I'm going to do some work to move this forward:

Joxit commented 4 years ago

I imagine others are doing this too and it's really not anyone's first choice as we'd like to be pulling in all the changes from the last 6 months rather than having to manually curate our own 'fork' of the canonical WOF data.

For Jawg Maps, I'm building the SQLite from GitHub repositories since December 2018 (because of whosonfirst/go-whosonfirst-dist#9). I thought using their bundles was too risky, so I chose to make mine from their sources. Now I'm updating my SQLite every 2-3 months.

This may or may not be an issue, it depends on how we implement it, if we're doing a streaming import then it can be avoided by only having one database open at a time, but if we wanted to do a complex join operation or resolve an inter-country hierarchy traversal query then this would be a constraint.

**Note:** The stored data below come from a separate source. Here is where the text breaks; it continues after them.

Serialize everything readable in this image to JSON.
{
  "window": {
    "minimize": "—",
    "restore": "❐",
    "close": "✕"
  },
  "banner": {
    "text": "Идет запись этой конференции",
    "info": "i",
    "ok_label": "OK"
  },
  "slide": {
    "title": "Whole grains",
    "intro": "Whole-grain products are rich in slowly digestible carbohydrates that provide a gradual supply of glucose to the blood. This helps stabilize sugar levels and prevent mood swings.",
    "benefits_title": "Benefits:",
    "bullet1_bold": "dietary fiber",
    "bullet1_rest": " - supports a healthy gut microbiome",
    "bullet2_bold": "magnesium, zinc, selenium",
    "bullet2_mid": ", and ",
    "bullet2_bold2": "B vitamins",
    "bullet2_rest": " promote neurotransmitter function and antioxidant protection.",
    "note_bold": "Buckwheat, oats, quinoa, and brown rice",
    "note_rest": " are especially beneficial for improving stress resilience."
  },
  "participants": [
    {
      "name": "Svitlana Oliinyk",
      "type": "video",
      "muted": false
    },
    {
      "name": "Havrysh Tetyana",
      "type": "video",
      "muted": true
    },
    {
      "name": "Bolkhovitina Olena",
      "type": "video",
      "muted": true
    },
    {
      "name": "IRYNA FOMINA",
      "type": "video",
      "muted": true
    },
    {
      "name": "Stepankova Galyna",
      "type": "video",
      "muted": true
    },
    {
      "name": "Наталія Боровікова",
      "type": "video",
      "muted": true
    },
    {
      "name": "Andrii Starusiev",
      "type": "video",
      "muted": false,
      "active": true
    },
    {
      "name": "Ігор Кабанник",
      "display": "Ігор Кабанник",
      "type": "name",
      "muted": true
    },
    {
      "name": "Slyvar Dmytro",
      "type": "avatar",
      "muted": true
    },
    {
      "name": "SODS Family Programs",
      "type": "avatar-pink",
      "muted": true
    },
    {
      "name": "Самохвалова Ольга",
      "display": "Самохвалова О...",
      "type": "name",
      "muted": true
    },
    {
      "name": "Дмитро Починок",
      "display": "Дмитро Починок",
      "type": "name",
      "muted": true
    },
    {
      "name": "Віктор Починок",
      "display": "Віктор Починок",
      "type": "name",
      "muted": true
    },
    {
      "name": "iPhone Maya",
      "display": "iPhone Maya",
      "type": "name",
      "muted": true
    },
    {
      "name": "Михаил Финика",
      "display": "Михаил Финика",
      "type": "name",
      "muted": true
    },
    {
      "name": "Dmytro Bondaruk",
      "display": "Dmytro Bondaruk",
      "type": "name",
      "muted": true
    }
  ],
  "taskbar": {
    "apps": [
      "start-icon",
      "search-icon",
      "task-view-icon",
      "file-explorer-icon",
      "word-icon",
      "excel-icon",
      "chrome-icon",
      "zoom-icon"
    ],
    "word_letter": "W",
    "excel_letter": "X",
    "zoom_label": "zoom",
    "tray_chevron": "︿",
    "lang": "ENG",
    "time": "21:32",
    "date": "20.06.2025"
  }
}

Definitely agree, doing a full planet import with the per country SQLite can be complex. Hum... Maybe not as complex as I thought, #471 highlights the fact that the placetype order is important. Only whosonfirst-data-admin-xx and whosonfirst-data-admin-xy databases are at the top of the other countries. So we could import these two databases and then all other countries. Doing this should avoid hierarchy issues.

The per country database will not be an issue for pelias/wof-admin-lookup.

orangejulius commented 4 years ago

I just opened #477 which will filter out the country-specific SQLite DBs (super easy to do thanks to @joxit's excellent code from #417).

While it's probably not what we want long term, it does help resolve the issue of downloading essentially 2 full copies of WOF data.